As recently as eighteen months ago, we would mention “DataOps” and get blank stares.
As recently as eighteen months ago, we would mention “DataOps” and get blank stares. Today, analyst firms Gartner, Eckerson, 451, and Forrester publish extensively on DataOps and interest in DataOps is soaring. There are thousands of articles per year written about DataOps in the media – one of our own DataOps blog posts has been viewed 40,000+ times. DataKitchen began speaking and writing about DataOps principles long ago, even before the industry termed it DataOps. We can only marvel at where we started and the momentum that DataOps achieved in 2019.
In many enterprises across the globe, data analytics is broken. Access to data is restricted, impeding new development. There are no checks or controls on data, so errors frequently corrupt charts and graphs. Technical debt causes data scientists to spend 75% of their time on manual steps and unplanned work. Managers rely on heroism – employees who work weekends – to compensate for inadequate processes. Small changes to analytics take weeks or months to make it into operations. The rate of failed data projects is so high that the percentage of organizations that consider themselves “data-driven” is actually falling in surveys.
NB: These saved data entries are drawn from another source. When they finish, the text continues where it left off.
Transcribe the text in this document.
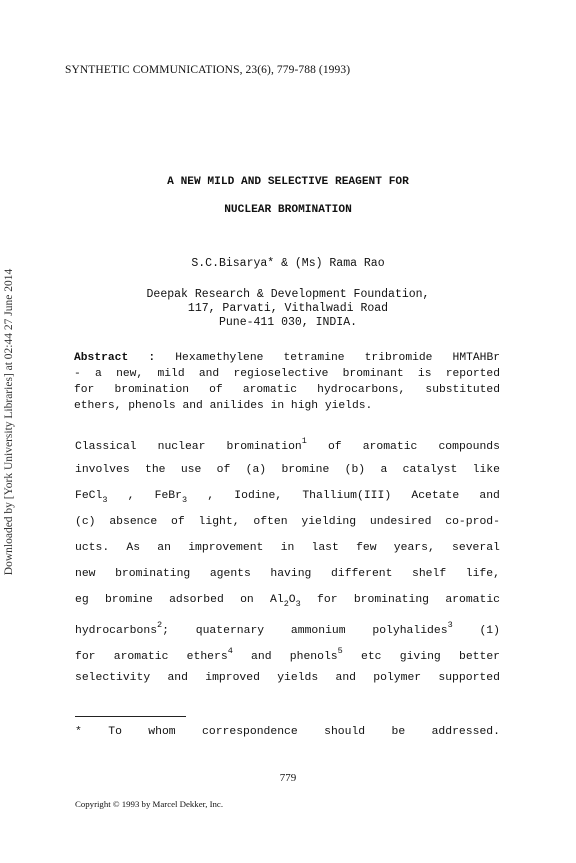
Downloaded by [York University Libraries] at 02:44 27 June 2014
SYNTHETIC COMMUNICATIONS, 23(6), 779-788 (1993)
A NEW MILD AND SELECTIVE REAGENT FOR
NUCLEAR BROMINATION
S.C.Bisarya* & (Ms) Rama Rao
Deepak Research & Development Foundation,
117, Parvati, Vithalwadi Road
Pune-411 030, INDIA.
Abstract : Hexamethylene tetramine tribromide HMTAHBr
- a new, mild and regioselective brominant is reported
for bromination of aromatic hydrocarbons, substituted
ethers, phenols and anilides in high yields.
Classical nuclear bromination$^1$ of aromatic compounds
involves the use of (a) bromine (b) a catalyst like
FeCl$_3$ , FeBr$_3$ , Iodine, Thallium(III) Acetate and
(c) absence of light, often yielding undesired co-prod-
ucts. As an improvement in last few years, several
new brominating agents having different shelf life,
eg bromine adsorbed on $Al_2O_3$ for brominating aromatic
hydrocarbons$^2$; quaternary ammonium polyhalides$^3$ (1)
for aromatic ethers$^4$ and phenols$^5$ etc giving better
selectivity and improved yields and polymer supported
* To whom correspondence should be addressed.
779
Copyright © 1993 by Marcel Dekker, Inc.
Proponents of DataOps see ways to overcome these challenges. We envision a world of “data democracy” – where data flows openly into data organizations and feeds warehouses for analysts and business users. We imagine architectures that test and statistically control data at every stage of the data operations pipeline, so errors are trapped and remediated before they reach analytics. We see a new approach to analytics where secure development sandboxes with tools, data and resources are spun up instantly, and new analytics are tested and released in rapid increments via automated DevOps orchestration. The robust processes and quality controls inherent in DataOps mean less technical debt, less unplanned work and less employee heroism on weekends.
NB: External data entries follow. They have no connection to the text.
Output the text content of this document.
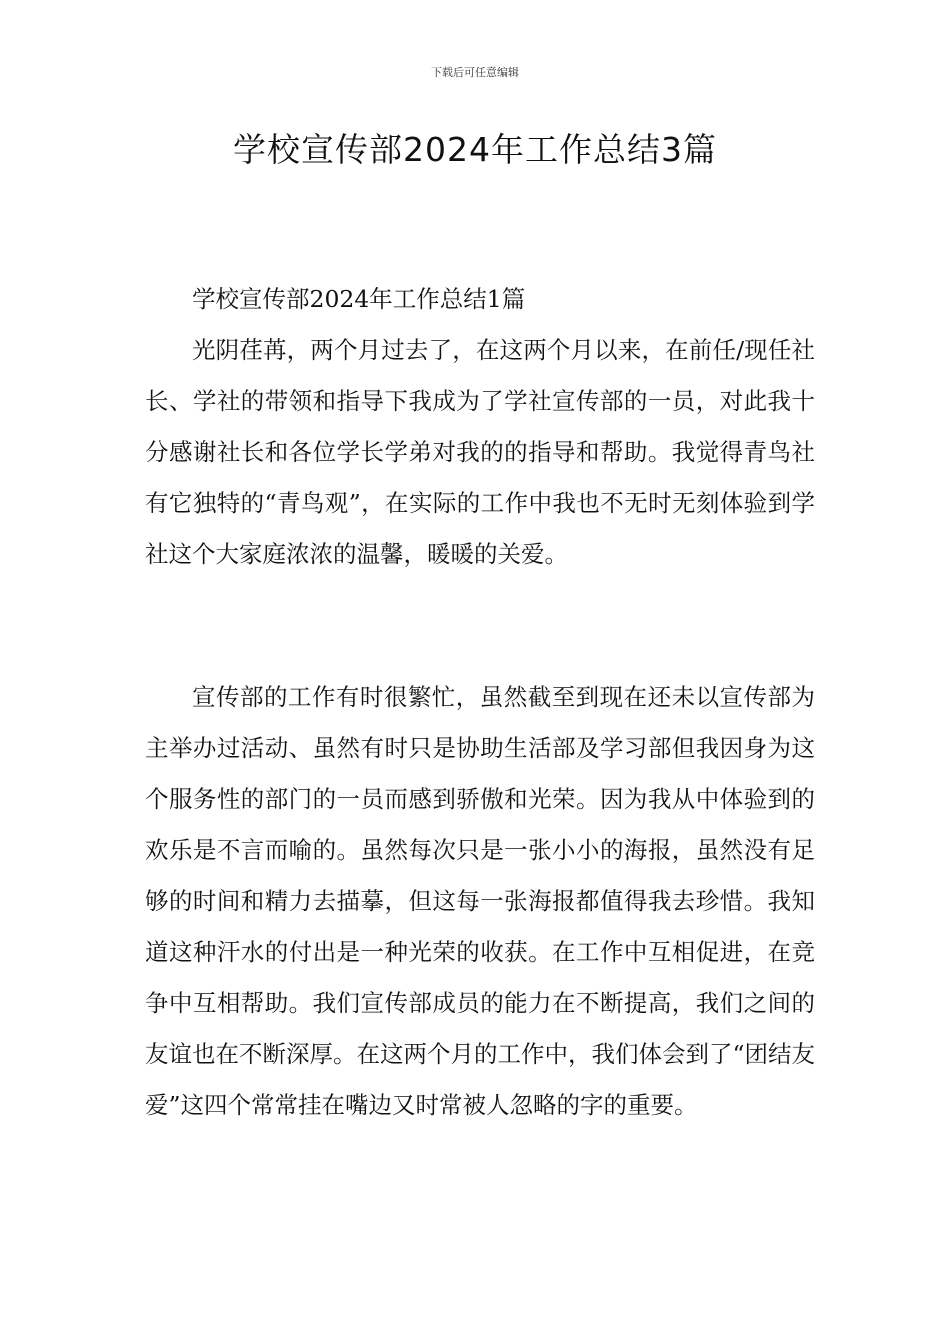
下载后可任意编辑
学校宣传部2024年工作总结3篇

学校宣传部2024年工作总结1篇

光阴荏苒，两个月过去了，在这两个月以来，在前任/现任社长、学社的带领和指导下我成为了学社宣传部的一员，对此我十分感谢社长和各位学长学弟对我的的指导和帮助。我觉得青鸟社有它独特的“青鸟观”，在实际的工作中我也不无时无刻体验到学社这个大家庭浓浓的温馨，暖暖的关爱。

宣传部的工作有时很繁忙，虽然截至到现在还未以宣传部为主举办过活动、虽然有时只是协助生活部及学习部但我因身为这个服务性的部门的一员而感到骄傲和光荣。因为我从中体验到的欢乐是不言而喻的。虽然每次只是一张小小的海报，虽然没有足够的时间和精力去描摹，但这每一张海报都值得我去珍惜。我知道这种汗水的付出是一种光荣的收获。在工作中互相促进，在竞争中互相帮助。我们宣传部成员的能力在不断提高，我们之间的友谊也在不断深厚。在这两个月的工作中，我们体会到了“团结友爱”这四个常常挂在嘴边又时常被人忽略的字的重要。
DataKitchen is far from the only company promoting DataOps as a better way to do analytics. The DataOps ecosystem expanded to 70+ vendors and OSS projects in 2019. To further illustrate the marked rise in DataOps, we’ve compiled a list of metrics that show just how much DataOps-related activity has grown and developed over the past year:
- 7,000+ signatures to the DataOps Manifesto
- Searches on the term “DataOps” growing over 170% year over year
- DataOps inquiries at analyst firms are up over 200% since last year
- Three industry conferences devoted to DataOps and tracks on DataOps at several other conferences
- Noted DevOps author Gene Kim including a chapter on DataOps in his latest book “The Unicorn Project.”
- Quantity of media articles referencing DataOps doubled in a year
- DataOps Cookbook by Christopher Bergh, Gil Benghiat, and Eran Strod (FREE)
- DataOps: The Authoritative Edition by John Schmidt, Kirit Basu
- Creating a Data-Driven Enterprise with DataOps; Inside Facebook, Uber, Linkedin, Twitter and eBay by Ashish Thusoo; Joydeep Sen Sarma
- DataOps A Complete Guide by Gerardus Blokdyk
- Practical DataOps: Delivering Agile Data Science at Scale Paperback by Harvinder Atwal
When we entered 2019, Gartner had just placed DataOps on the coveted innovation phase of the Hype Cycle for Data Management. Afterward, there was a flood of DataOps interest and ideas exchanged. Looking ahead, we see even greater opportunities to promote DataOps efficiency. Data organizations that suffer from long cycle time and poor quality can apply DataOps methods to become more responsive to user and market requirements. We anticipate spending the upcoming year doing more speaking and writing about DataOps, and, in 2020, we hope to see even more case studies from enterprises that are applying DataOps in their data operations. We look forward to continuing the conversation.